Apple Promotes Jony Ive to Chief Design Officer, Creates VPs for Hardware and UI Design

Jony IveJony Ive

Jony Ive. Sir Jony Ive. Apple's king of design, as I've called him, has a brand new and ever so nifty title: Chief Design Officer. It's a brand new position created just for him, and it comes with two new vice presidents in charge of industrial design and user interface who report directly to him.

Alan Dye is being promoted to Vice President of User Interface Design. He has been credited with playing a major roll in both the iOS 7 redesign and with the Apple Watch interface. Richard Howarth will be Apple's new Vice President of Industrial Design. His Apple bona fides include a little ol' thing called the iPhone.
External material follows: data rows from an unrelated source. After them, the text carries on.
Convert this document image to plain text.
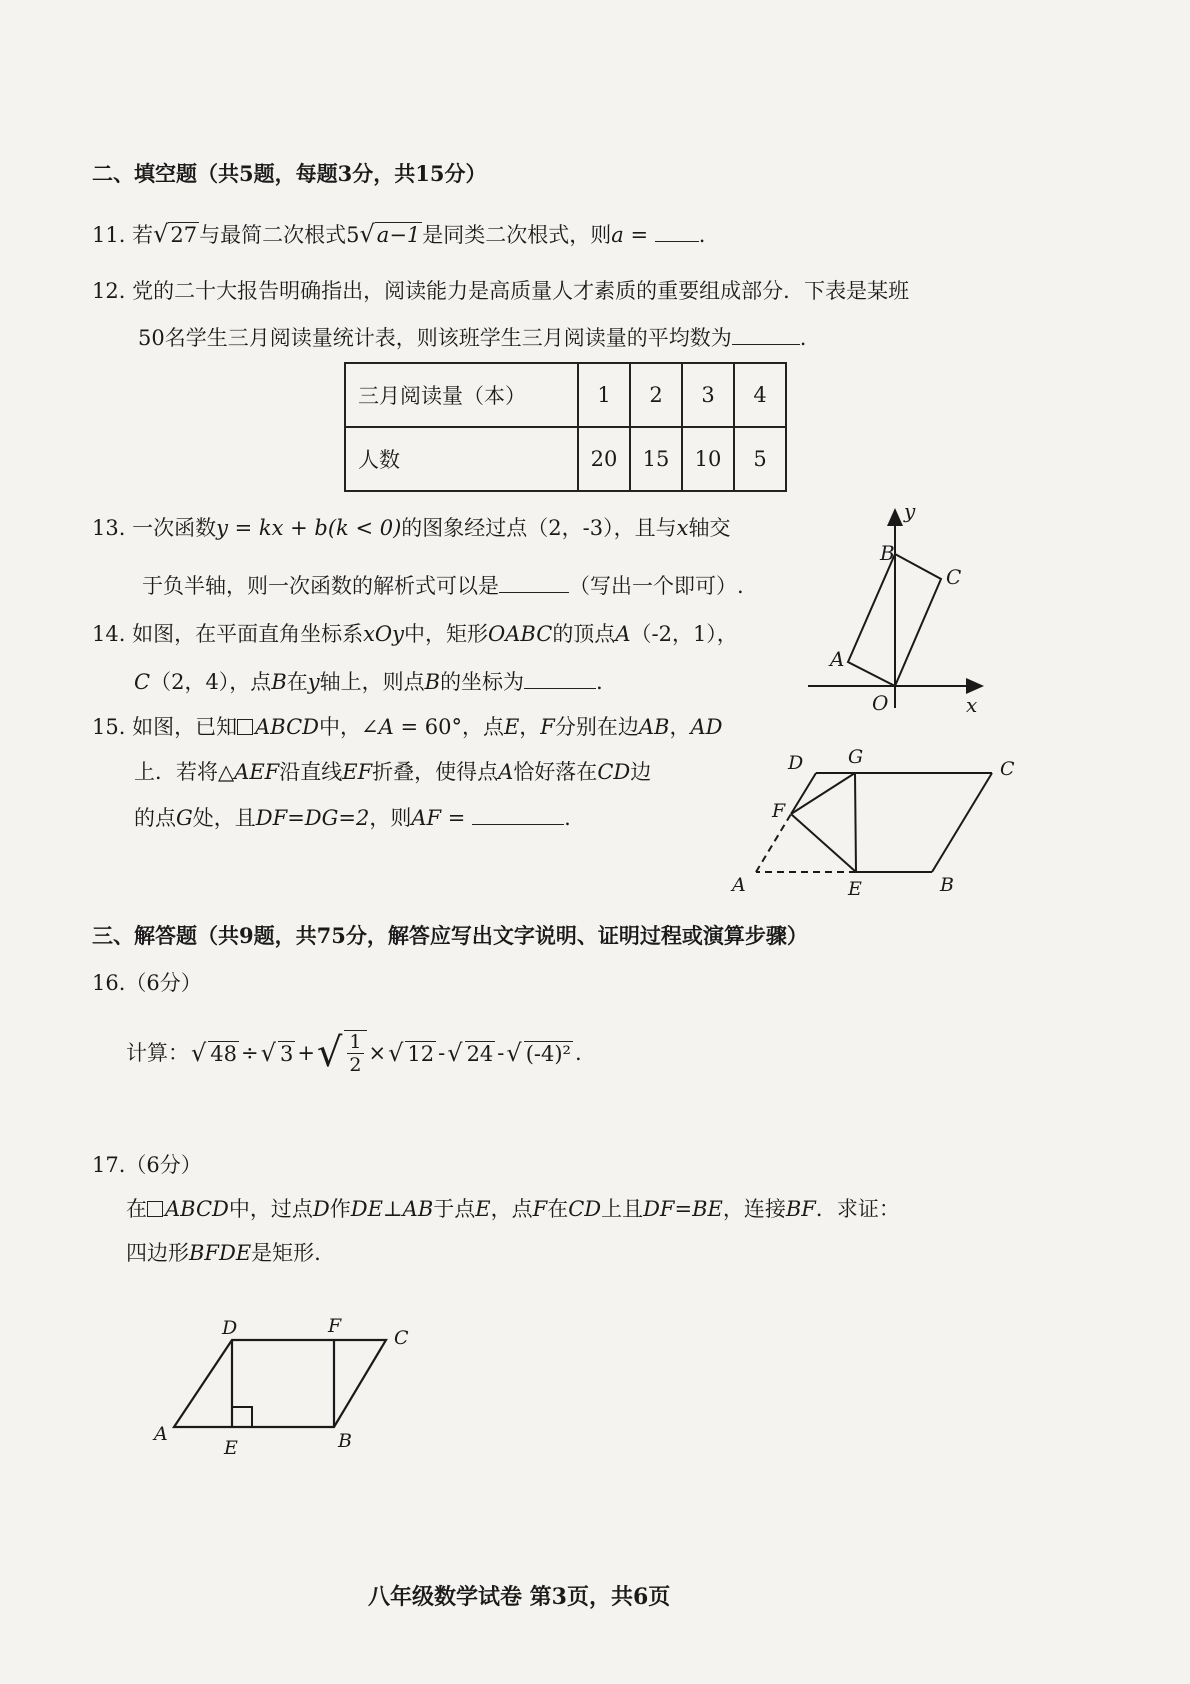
二、填空题（共5题，每题3分，共15分）
11. 若√27与最简二次根式5√a−1是同类二次根式，则a = .
12. 党的二十大报告明确指出，阅读能力是高质量人才素质的重要组成部分．下表是某班
50名学生三月阅读量统计表，则该班学生三月阅读量的平均数为	.
三月阅读量（本）	1	2	3	4
人数	20	15	10	5
13. 一次函数y = kx + b(k < 0)的图象经过点（2，-3），且与x轴交
于负半轴，则一次函数的解析式可以是	（写出一个即可）.
14. 如图，在平面直角坐标系xOy中，矩形OABC的顶点A（-2，1），
C（2，4），点B在y轴上，则点B的坐标为	．
15. 如图，已知 ABCD中，∠A = 60°，点E，F分别在边AB，AD
上．若将△AEF沿直线EF折叠，使得点A恰好落在CD边
的点G处，且DF=DG=2，则AF =	.
y
B
C
A
O	x
D G
C
F
A	E	B
三、解答题（共9题，共75分，解答应写出文字说明、证明过程或演算步骤）
16.（6分）
计算： √ 48 ÷ √ 3 + √ $\frac{1}{2}$ × √ 12 - √ 24 - √ (-4)² .
17.（6分）
在 ABCD中，过点D作DE⊥AB于点E，点F在CD上且DF=BE，连接BF．求证：
四边形BFDE是矩形.
D	F
C
A
E	B
八年级数学试卷 第3页，共6页
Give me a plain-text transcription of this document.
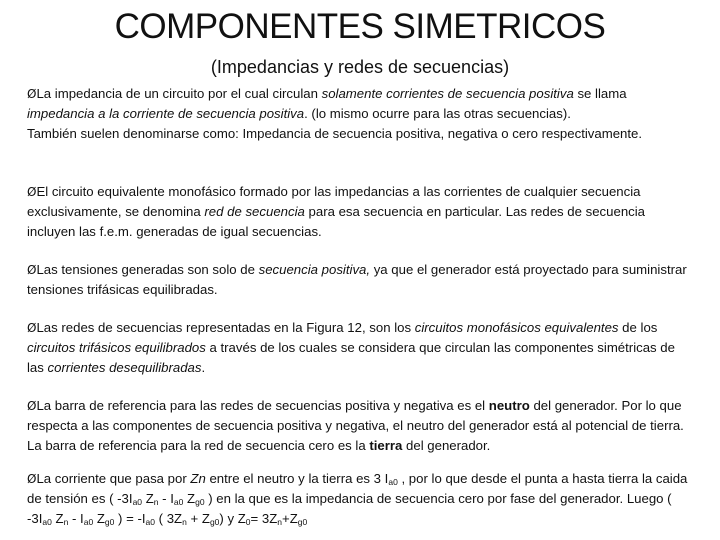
COMPONENTES SIMETRICOS
(Impedancias y redes de secuencias)

ØLa impedancia de un circuito por el cual circulan solamente corrientes de secuencia positiva se llama impedancia a la corriente de secuencia positiva. (lo mismo ocurre para las otras secuencias).
También suelen denominarse como: Impedancia de secuencia positiva, negativa o cero respectivamente.

ØEl circuito equivalente monofásico formado por las impedancias a las corrientes de cualquier secuencia exclusivamente, se denomina red de secuencia para esa secuencia en particular. Las redes de secuencia incluyen las f.e.m. generadas de igual secuencias.

ØLas tensiones generadas son solo de secuencia positiva, ya que el generador está proyectado para suministrar tensiones trifásicas equilibradas.

ØLas redes de secuencias representadas en la Figura 12, son los circuitos monofásicos equivalentes de los circuitos trifásicos equilibrados a través de los cuales se considera que circulan las componentes simétricas de las corrientes desequilibradas.

ØLa barra de referencia para las redes de secuencias positiva y negativa es el neutro del generador. Por lo que respecta a las componentes de secuencia positiva y negativa, el neutro del generador está al potencial de tierra. La barra de referencia para la red de secuencia cero es la tierra del generador.

ØLa corriente que pasa por Zn entre el neutro y la tierra es 3 $I_{a0}$ , por lo que desde el punta a hasta tierra la caida de tensión es ( $-3I_{a0}$ $Z_n - I_{a0}$ $Z_{g0}$ ) en la que es la impedancia de secuencia cero por fase del generador. Luego ( $-3I_{a0}$ $Z_n - I_{a0}$ $Z_{g0}$ ) = $-I_{a0}$ ( $3Z_n + Z_{g0}$) y $Z_0= 3Z_n+Z_{g0}$
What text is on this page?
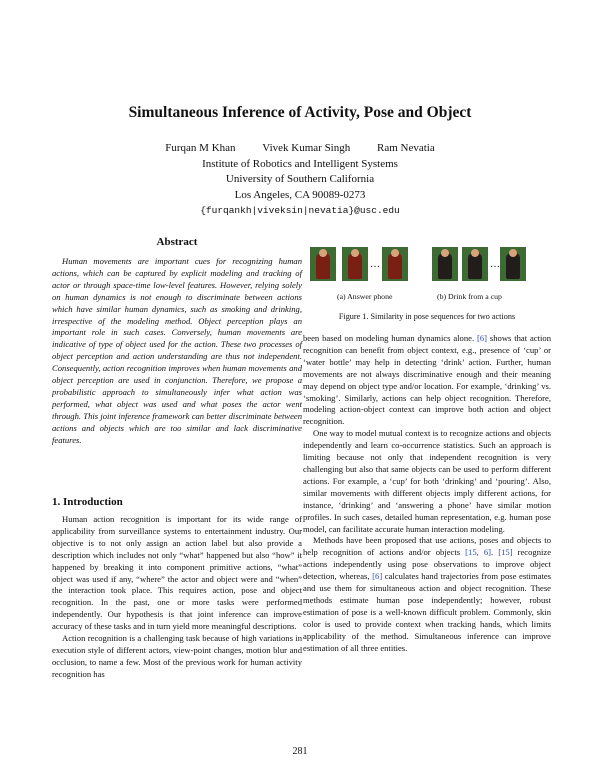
Simultaneous Inference of Activity, Pose and Object
Furqan M Khan Vivek Kumar Singh Ram Nevatia
Institute of Robotics and Intelligent Systems
University of Southern California
Los Angeles, CA 90089-0273
{furqankh|viveksin|nevatia}@usc.edu
Abstract

Human movements are important cues for recognizing human actions, which can be captured by explicit modeling and tracking of actor or through space-time low-level features. However, relying solely on human dynamics is not enough to discriminate between actions which have similar human dynamics, such as smoking and drinking, irrespective of the modeling method. Object perception plays an important role in such cases. Conversely, human movements are indicative of type of object used for the action. These two processes of object perception and action understanding are thus not independent. Consequently, action recognition improves when human movements and object perception are used in conjunction. Therefore, we propose a probabilistic approach to simultaneously infer what action was performed, what object was used and what poses the actor went through. This joint inference framework can better discriminate between actions and objects which are too similar and lack discriminative features.

1. Introduction

Human action recognition is important for its wide range of applicability from surveillance systems to entertainment industry. Our objective is to not only assign an action label but also provide a description which includes not only “what” happened but also “how” it happened by breaking it into component primitive actions, “what” object was used if any, “where” the actor and object were and “when” the interaction took place. This requires action, pose and object recognition. In the past, one or more tasks were performed independently. Our hypothesis is that joint inference can improve accuracy of these tasks and in turn yield more meaningful descriptions.

Action recognition is a challenging task because of high variations in execution style of different actors, view-point changes, motion blur and occlusion, to name a few. Most of the previous work for human activity recognition has

…	…
(a) Answer phone	(b) Drink from a cup
Figure 1. Similarity in pose sequences for two actions

been based on modeling human dynamics alone. [6] shows that action recognition can benefit from object context, e.g., presence of ‘cup’ or ‘water bottle’ may help in detecting ‘drink’ action. Further, human movements are not always discriminative enough and their meaning may depend on object type and/or location. For example, ‘drinking’ vs. ‘smoking’. Similarly, actions can help object recognition. Therefore, modeling action-object context can improve both action and object recognition.

One way to model mutual context is to recognize actions and objects independently and learn co-occurrence statistics. Such an approach is limiting because not only that independent recognition is very challenging but also that same objects can be used to perform different actions. For example, a ‘cup’ for both ‘drinking’ and ‘pouring’. Also, similar movements with different objects imply different actions, for instance, ‘drinking’ and ‘answering a phone’ have similar motion profiles. In such cases, detailed human representation, e.g. human pose model, can facilitate accurate human interaction modeling.

Methods have been proposed that use actions, poses and objects to help recognition of actions and/or objects [15, 6]. [15] recognize actions independently using pose observations to improve object detection, whereas, [6] calculates hand trajectories from pose estimates and use them for simultaneous action and object recognition. These methods estimate human pose independently; however, robust estimation of pose is a well-known difficult problem. Commonly, skin color is used to provide context when tracking hands, which limits applicability of the method. Simultaneous inference can improve estimation of all three entities.

281
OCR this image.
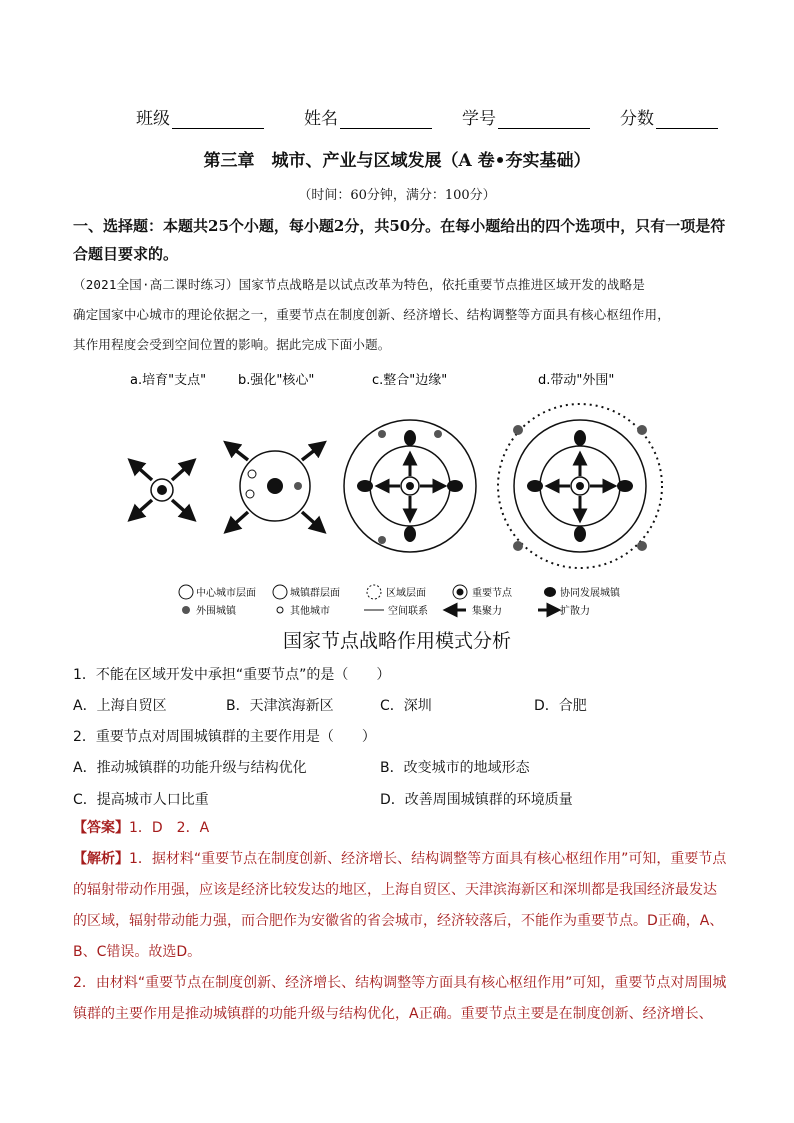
班级	姓名	学号	分数
第三章　城市、产业与区域发展（A 卷•夯实基础）
（时间：60分钟，满分：100分）
一、选择题：本题共25个小题，每小题2分，共50分。在每小题给出的四个选项中，只有一项是符合题目要求的。
（2021全国·高二课时练习）国家节点战略是以试点改革为特色，依托重要节点推进区域开发的战略是
确定国家中心城市的理论依据之一，重要节点在制度创新、经济增长、结构调整等方面具有核心枢纽作用，
其作用程度会受到空间位置的影响。据此完成下面小题。
a.培育"支点" b.强化"核心"	c.整合"边缘"	d.带动"外围"
中心城市层面	城镇群层面	区域层面	重要节点	协同发展城镇
外围城镇	其他城市	空间联系	集聚力	扩散力
国家节点战略作用模式分析
1．不能在区域开发中承担“重要节点”的是（　　）
A．上海自贸区	B．天津滨海新区	C．深圳	D．合肥
2．重要节点对周围城镇群的主要作用是（　　）
A．推动城镇群的功能升级与结构优化	B．改变城市的地域形态
C．提高城市人口比重	D．改善周围城镇群的环境质量
【答案】1．D　2．A
【解析】1．据材料“重要节点在制度创新、经济增长、结构调整等方面具有核心枢纽作用”可知，重要节点
的辐射带动作用强，应该是经济比较发达的地区，上海自贸区、天津滨海新区和深圳都是我国经济最发达
的区域，辐射带动能力强，而合肥作为安徽省的省会城市，经济较落后，不能作为重要节点。D正确，A、
B、C错误。故选D。
2．由材料“重要节点在制度创新、经济增长、结构调整等方面具有核心枢纽作用”可知，重要节点对周围城
镇群的主要作用是推动城镇群的功能升级与结构优化，A正确。重要节点主要是在制度创新、经济增长、
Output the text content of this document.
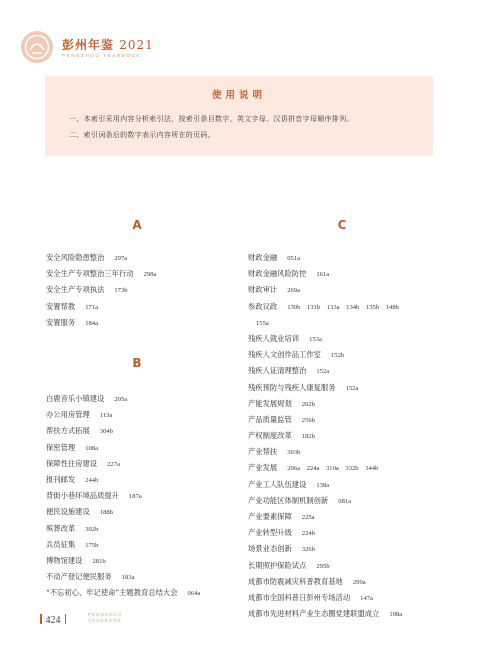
彭州年鉴 2021
PENGZHOU YEARBOOK
使用说明
一、本索引采用内容分析索引法，按索引条目数字、英文字母、汉语拼音字母顺序排列。
二、索引词条后的数字表示内容所在的页码。
A
安全风险隐患整治 297a
安全生产专项整治三年行动 298a
安全生产专项执法 173b
安置帮教 171a
安置服务 184a
B
白鹿音乐小镇建设 205a
办公用房管理 113a
帮扶方式拓展 304b
保密管理 108a
保障性住房建设 227a
报刊邮发 244b
背街小巷环境品质提升 187a
便民设施建设 188b
殡葬改革 302b
兵员征集 175b
博物馆建设 281b
不动产登记便民服务 183a
“不忘初心、牢记使命”主题教育总结大会 064a
C
财政金融 051a
财政金融风险防控 161a
财政审计 269a
参政议政 130b　131b　133a　134b　135b　148b
155a
残疾人就业培训 153a
残疾人文创作品工作室 152b
残疾人证清理整治 152a
残疾预防与残疾人康复服务 152a
产能发展规划 202b
产品质量监管 256b
产权制度改革 182b
产业帮扶 303b
产业发展 206a　224a　310a　332b　344b
产业工人队伍建设 138a
产业功能区体制机制创新 081a
产业要素保障 225a
产业转型升级 224b
场景业态创新 326b
长期照护保险试点 295b
成都市防震减灾科普教育基地 299a
成都市全国科普日彭州专场活动 147a
成都市先进材料产业生态圈党建联盟成立 198a
424
PENGZHOU
YEARBOOK
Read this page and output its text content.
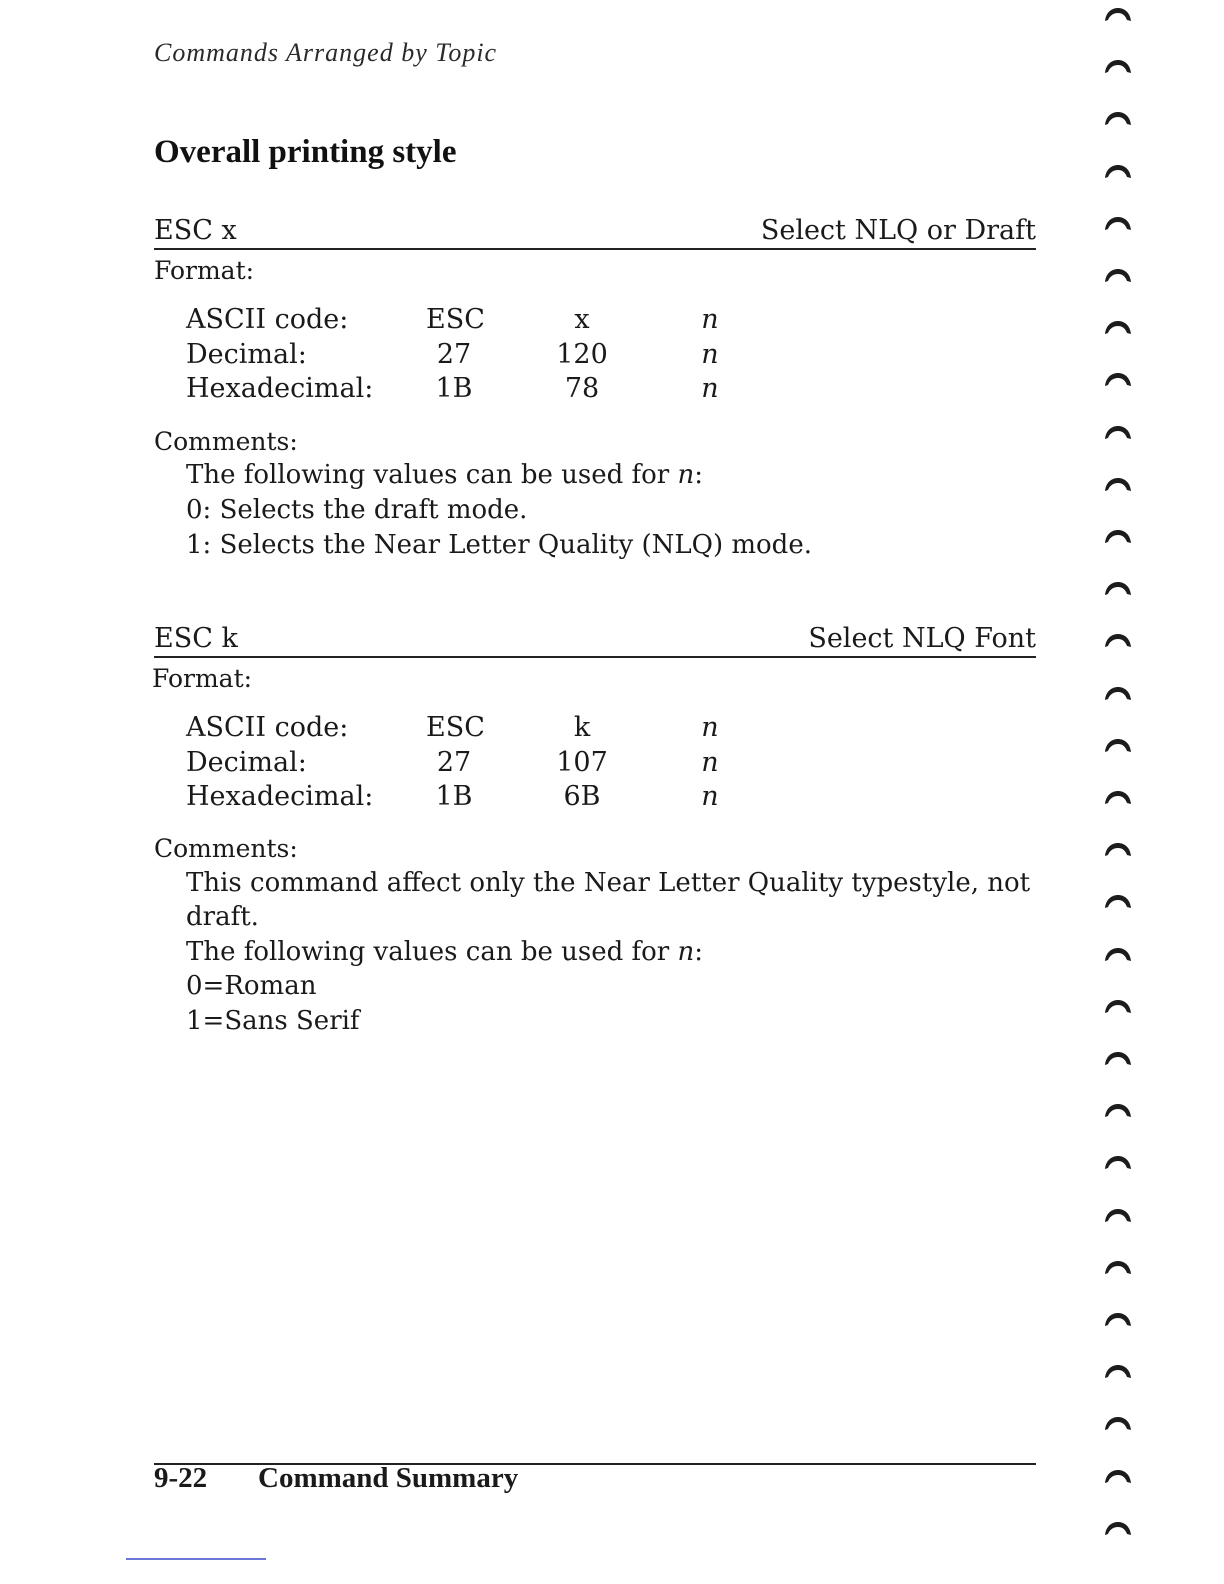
Commands Arranged by Topic
Overall printing style
ESC x	Select NLQ or Draft
Format:
ASCII code:	ESC	x	n
Decimal:	27	120	n
Hexadecimal:	1B	78	n
Comments:
The following values can be used for n:
0: Selects the draft mode.
1: Selects the Near Letter Quality (NLQ) mode.
ESC k	Select NLQ Font
Format:
ASCII code:	ESC	k	n
Decimal:	27	107	n
Hexadecimal:	1B	6B	n
Comments:
This command affect only the Near Letter Quality typestyle, not
draft.
The following values can be used for n:
0=Roman
1=Sans Serif
9-22 Command Summary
The news comes to us via a wonderful story by Stephen Fry for UK newspaper The Telegraph about Apple, CEO Tim Cook, and Sir Jony. In it, Mr. Fry talks about visiting Apple Campus 2, how Sir Jony designed the "patio furniture" outside Apple's employee cafe, and how this promotion is intended to free Sir Jony from the tedium of management.

Alan Dye will now be VP of User Interface Design

From the piece:

When I catch up with Ive alone, I ask him why he has seemingly relinquished the two departments that had been so successfully under his control. “Well, I’m still in charge of both,” he says, “I am called Chief Design Officer. Having Alan and Richard in place frees me up from some of the administrative and management work which isn’t … which isn’t …”

“Which isn’t what you were put on this planet to do?”

“Exactly. Those two are as good as it gets. Richard was lead on the iPhone from the start. He saw it all the way through from prototypes to the first model we released. Alan has a genius for human interface design. So much of the Apple Watch’s operating system came from him. With those two in place I can ...”

I could feel him avoiding the phrase “blue sky thinking”... think more freely?”

“Yes!”

Yes, indeed. It seems a good move for Apple. As the company becomes ever-larger, there is too much even for the workaholics in the executive ranks to do everything themselves.

It's interesting that Apple, a company whose very fortunes are predicated on the primacy of design, is just now naming Sir Jony "Chief Design Officer." Johnson & Johnson, Philips Electronics, and even Pepsi (!!) started creating chief design officers in late 2014, and yet there's no way that would have happened with Apple showing the world how important design can be.

Once again, Apple wasn't the first to do something—create a CDO position—but once again Apple was the first company to get it right.

Apple's leadership page does not reflect the new titles or other changes as of this writing. According to 9to5Mac, Sir Jony won't officially hand off managerial duties to Messrs. Dye and Howarth until July 1.